The Vatican and the Holy See
First of all you have to remember that the Vatican is a separate country, indeed the smallest in the world (about 0.2 square miles). Although there are people living there, none of them can feel too comfortable; they will never become permanent residents! Like every country, the Vatican has its own post office, bank and even its own butcher shop. Although you can’t actually go inside and buy the same beef that the Pope eats (unless you have special permission) you can send a postcard from the Vatican Post Office which is available to everyone (a lot of Romans say it works better than the Italian one!).
The Holy See isn’t the same thing as the Vatican. The Vatican was established as a country only in 1929 whereas the Holy See has been in existence almost from the beginning of Christianity. The Holy See, "Santa Sede", maintains the international relations and represents the Catholic Church on a worldwide arena. Let’s say colloquially that the Holy See acts like the government of the Church based within the territory of the Vatican.
The Vatican Museums and the Sistine Chapel
The Vatican Museums are some of the biggest in the world and although a lot of people say: "We would like to see the Vatican Museums and then the Sistine Chapel", I’ll tell you: "Don’t worry, you will see both, because it’s not possible to reach the Sistine Chapel without passing through the Museums". One important thing: Remember about the dress code! You have to have your knees and shoulders covered otherwise you risk not being allowed to enter the Sistine Chapel and the Basilica. Water bottles are allowed and strongly recommended as in the summer time the Museums get really hot! Also I’d recommend you going on a guided tour otherwise you might miss a lot. I used Rome Illuminated Tours. My guide Alex led me through the maze of corridors, galleries and courtyards bringing history to life with her wicked stories.

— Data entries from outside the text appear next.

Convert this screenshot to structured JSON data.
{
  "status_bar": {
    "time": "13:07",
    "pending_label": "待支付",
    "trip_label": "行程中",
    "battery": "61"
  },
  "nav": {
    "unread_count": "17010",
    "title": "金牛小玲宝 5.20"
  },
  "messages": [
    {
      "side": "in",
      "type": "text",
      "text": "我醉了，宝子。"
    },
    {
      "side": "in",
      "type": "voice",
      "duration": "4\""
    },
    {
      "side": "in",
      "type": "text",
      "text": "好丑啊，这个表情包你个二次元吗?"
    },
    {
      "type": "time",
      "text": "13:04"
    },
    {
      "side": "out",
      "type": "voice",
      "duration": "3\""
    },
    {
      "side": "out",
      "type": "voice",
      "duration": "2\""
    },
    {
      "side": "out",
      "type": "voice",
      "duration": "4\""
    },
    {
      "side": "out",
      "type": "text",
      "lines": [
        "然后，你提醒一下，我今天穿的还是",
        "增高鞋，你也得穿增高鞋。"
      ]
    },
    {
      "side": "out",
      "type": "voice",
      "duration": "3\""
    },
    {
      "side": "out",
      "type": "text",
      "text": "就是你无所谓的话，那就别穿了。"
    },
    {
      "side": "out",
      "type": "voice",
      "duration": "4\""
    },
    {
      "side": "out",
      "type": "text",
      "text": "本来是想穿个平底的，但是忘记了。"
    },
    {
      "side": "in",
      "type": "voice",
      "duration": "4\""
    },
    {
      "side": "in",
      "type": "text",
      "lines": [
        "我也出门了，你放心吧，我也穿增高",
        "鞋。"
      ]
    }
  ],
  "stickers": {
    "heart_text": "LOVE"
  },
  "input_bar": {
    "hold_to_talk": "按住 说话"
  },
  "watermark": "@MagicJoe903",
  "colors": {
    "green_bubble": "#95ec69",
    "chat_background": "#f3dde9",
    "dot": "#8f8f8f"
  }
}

The Basilica of Saint Peter
While going to the Museums and Sistine Chapel means paying the entrance fee (15 euro adults; 8 students), going to the Basilica is free and accessible through Saint Peter’s Square. If you visit the Museums you can go to the Basilica using the right-side exit from the Sistine Chapel which will guarantee you skipping the line. Otherwise you might spend a while waiting to go inside. It is absolutely necessary to see this huge church dedicated to the first pope, Saint Peter. Geniuses like Michelangelo, Bramante, Bernini, and Fontana worked on it for 120 years, so need I say more to convince you?